15-16 «Já vos não chamo servos». Bela forma de mostrar as especiais relações de amizade que Jesus tem com os seus; um servo enquanto tal, é indigno da amizade do seu senhor e limita-se a receber ordens, mas os discípulos recebem de Jesus as mais íntimas confidências: «porque vos dei a conhecer tudo o que ouvi a meu Pai». É evidente que se trata de uma amizade que não se baseia em igualdade de natureza; é fruto duma eleição gratuita: «fui Eu que vos escolhi e destinei…». Escolhidos para dar frutos que permaneçam, isto é, frutos espirituais, frutos de vida eterna – de santidade, de apostolado –, só darão esses frutos na dependência e união com Cristo (cf. v. 5); daí o apelo à oração, a qual dá garantia de eficácia: «tudo quanto pedirdes… Ele vo-lo concederá». A oração sempre ouvida pelo Pai é a que é feita «em nome de Jesus», isto é, em plena sintonia com Jesus, numa perfeita união de vontades; esta forma de se dirigir ao Pai tornou-se a pauta para a oração litúrgica: «por Cristo, Nosso Senhor».

 

Ou:

São João 17, 11b-19

Naquele tempo, Jesus ergueu os olhos ao Céu e orou deste modo: 11b«Pai santo, guarda-os em teu nome, o nome que Me deste, para que sejam um, como Nós. 12Quando Eu estava com eles, guardava-os em teu nome, o nome que Me deste.
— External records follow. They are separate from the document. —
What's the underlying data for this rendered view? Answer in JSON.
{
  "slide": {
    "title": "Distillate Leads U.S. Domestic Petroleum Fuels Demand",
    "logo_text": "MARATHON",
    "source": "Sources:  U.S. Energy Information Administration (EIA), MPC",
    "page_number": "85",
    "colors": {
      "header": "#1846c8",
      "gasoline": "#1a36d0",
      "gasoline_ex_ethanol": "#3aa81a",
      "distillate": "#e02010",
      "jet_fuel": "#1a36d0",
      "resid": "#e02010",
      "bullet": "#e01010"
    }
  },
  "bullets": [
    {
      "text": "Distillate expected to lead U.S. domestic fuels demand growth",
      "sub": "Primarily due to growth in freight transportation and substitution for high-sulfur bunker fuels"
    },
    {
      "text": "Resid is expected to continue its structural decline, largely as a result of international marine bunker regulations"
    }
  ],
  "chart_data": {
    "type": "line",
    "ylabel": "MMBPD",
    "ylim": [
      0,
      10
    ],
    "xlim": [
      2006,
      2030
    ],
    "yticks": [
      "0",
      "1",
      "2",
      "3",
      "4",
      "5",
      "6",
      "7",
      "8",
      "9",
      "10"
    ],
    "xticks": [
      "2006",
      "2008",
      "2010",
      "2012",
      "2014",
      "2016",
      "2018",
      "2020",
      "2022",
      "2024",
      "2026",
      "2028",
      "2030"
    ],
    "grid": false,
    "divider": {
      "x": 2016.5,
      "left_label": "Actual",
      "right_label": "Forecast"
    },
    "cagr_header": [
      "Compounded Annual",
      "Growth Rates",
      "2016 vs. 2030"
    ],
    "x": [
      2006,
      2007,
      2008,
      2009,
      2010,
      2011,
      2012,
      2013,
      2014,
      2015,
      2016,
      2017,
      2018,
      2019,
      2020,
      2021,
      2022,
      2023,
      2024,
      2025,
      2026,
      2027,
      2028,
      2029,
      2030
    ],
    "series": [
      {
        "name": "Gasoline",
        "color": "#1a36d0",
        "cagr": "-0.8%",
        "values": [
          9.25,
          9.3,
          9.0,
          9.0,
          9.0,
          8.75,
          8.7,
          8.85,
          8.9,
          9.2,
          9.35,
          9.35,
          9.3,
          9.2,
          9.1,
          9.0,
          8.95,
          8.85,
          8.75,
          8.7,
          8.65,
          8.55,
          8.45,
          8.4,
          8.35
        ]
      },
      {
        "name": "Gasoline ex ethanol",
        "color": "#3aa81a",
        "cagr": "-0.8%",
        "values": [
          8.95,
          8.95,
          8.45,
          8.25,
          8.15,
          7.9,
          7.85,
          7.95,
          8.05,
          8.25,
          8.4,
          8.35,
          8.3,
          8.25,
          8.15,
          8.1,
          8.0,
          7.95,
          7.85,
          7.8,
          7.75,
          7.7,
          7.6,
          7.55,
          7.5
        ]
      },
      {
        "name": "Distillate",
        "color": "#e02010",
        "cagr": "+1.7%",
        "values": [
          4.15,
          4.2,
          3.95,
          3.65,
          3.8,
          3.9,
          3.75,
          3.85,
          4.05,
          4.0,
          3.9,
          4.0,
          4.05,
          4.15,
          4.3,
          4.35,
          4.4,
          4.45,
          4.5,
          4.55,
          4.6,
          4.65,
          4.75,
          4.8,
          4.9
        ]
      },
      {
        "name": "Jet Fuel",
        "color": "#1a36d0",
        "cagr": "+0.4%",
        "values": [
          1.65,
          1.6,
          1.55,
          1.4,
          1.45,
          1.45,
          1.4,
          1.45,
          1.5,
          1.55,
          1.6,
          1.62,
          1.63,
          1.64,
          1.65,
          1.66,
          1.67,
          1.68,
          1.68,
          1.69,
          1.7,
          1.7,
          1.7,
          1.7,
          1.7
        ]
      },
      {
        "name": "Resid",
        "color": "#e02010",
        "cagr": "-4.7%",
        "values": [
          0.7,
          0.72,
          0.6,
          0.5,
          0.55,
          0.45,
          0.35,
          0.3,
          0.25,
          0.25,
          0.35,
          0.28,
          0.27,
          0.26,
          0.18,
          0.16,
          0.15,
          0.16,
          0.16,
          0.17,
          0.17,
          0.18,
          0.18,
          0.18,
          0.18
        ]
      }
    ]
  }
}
Guardei-os e nenhum deles se perdeu, a não ser o filho da perdição; e assim se cumpriu a Escritura. 13Mas agora vou para Ti; e digo isto no mundo, para que eles tenham em si mesmos a plenitude da minha alegria. 14Dei-lhes a tua palavra e o mundo odiou-os, por não serem do mundo, como Eu não sou do mundo. 15Não peço que os tires do mundo, mas que os livres do mal. 16Eles não são do mundo, como Eu não sou do mundo. 17Consagra-os na verdade. A tua palavra é a verdade. Assim como Tu Me enviaste ao mundo, também Eu os enviei ao mundo. 18Eu consagro-Me por eles, para que também eles sejam consagrados na verdade».

 

O capítulo 17 de S. João veio a ser chamado «a oração sacerdotal de Jesus», a partir das observações de S. Cirilo de Alexandria (PG 74, 505-508); constitui «a síntese mais completa e elevada da teologia do evangelista» (Segalla). Lê-se no 7º Domingo de Páscoa, distribuída pelos anos A, B e C, mas sempre introduzida pelo v. 1: «Jesus ergueu os olhos ao céu…», uma forma de orar muito ao jeito de Jesus (cf. Jo 11, 41; Mt 14, 19; Mc 6, 41; Lc 9, 16; Mc 7, 34), mas mal documentada no judaísmo. Com este gesto, «Jesus dava uma expressão corporal à dimensão fundamental do ser humano, a saber, a sua relação com a fonte que o ultrapassa, que está acima dele e o envolve…» (D. Mollat). Nos países, como o nosso, onde a Ascensão é celebrada no 7º Domingo, Jo 17 pode ler-se, como alternativa, no 6º Domingo de Páscoa. O trecho lido no ano B corresponde àquela parte da oração em que Jesus intercede pelos seus discípulos.

11b «Pai santo». A circunstância de não estarmos perante uma forma usual de Jesus se dirigir ao Pai, leva a pensar numa influência litúrgica (cf. Didakhê 10, 2) na redacção desta belíssima oração, a oração mais longa que aparece nos lábios de Jesus. «O nome que Tu Me deste» pode entender-se como a própria essência divina, comum ao Pai e ao Filho, que é Jesus; e o pedido «um só, como Nós», sugere já uma primitiva reflexão trinitária. Com efeito, a unidade dos discípulos tem como primeira referência (analogatum princeps) a unidade do ser divino, na distinção de pessoas, visando uma unidade que transcende a meramente moral e sociológica; por outro lado, podemos ver, no semitismo «dar o nome», um sentido aberto, coadunando-se bem com a doutrina teológica da processão, ou geração eterna do Filho pelo Pai. Esta prece pela unidade dos primeiros discípulos, vai ser feita, mais adiante (vv. 20-23), de forma mais desenvolvida, pela unidade de todos os que depois hão-de vir a crer em Jesus.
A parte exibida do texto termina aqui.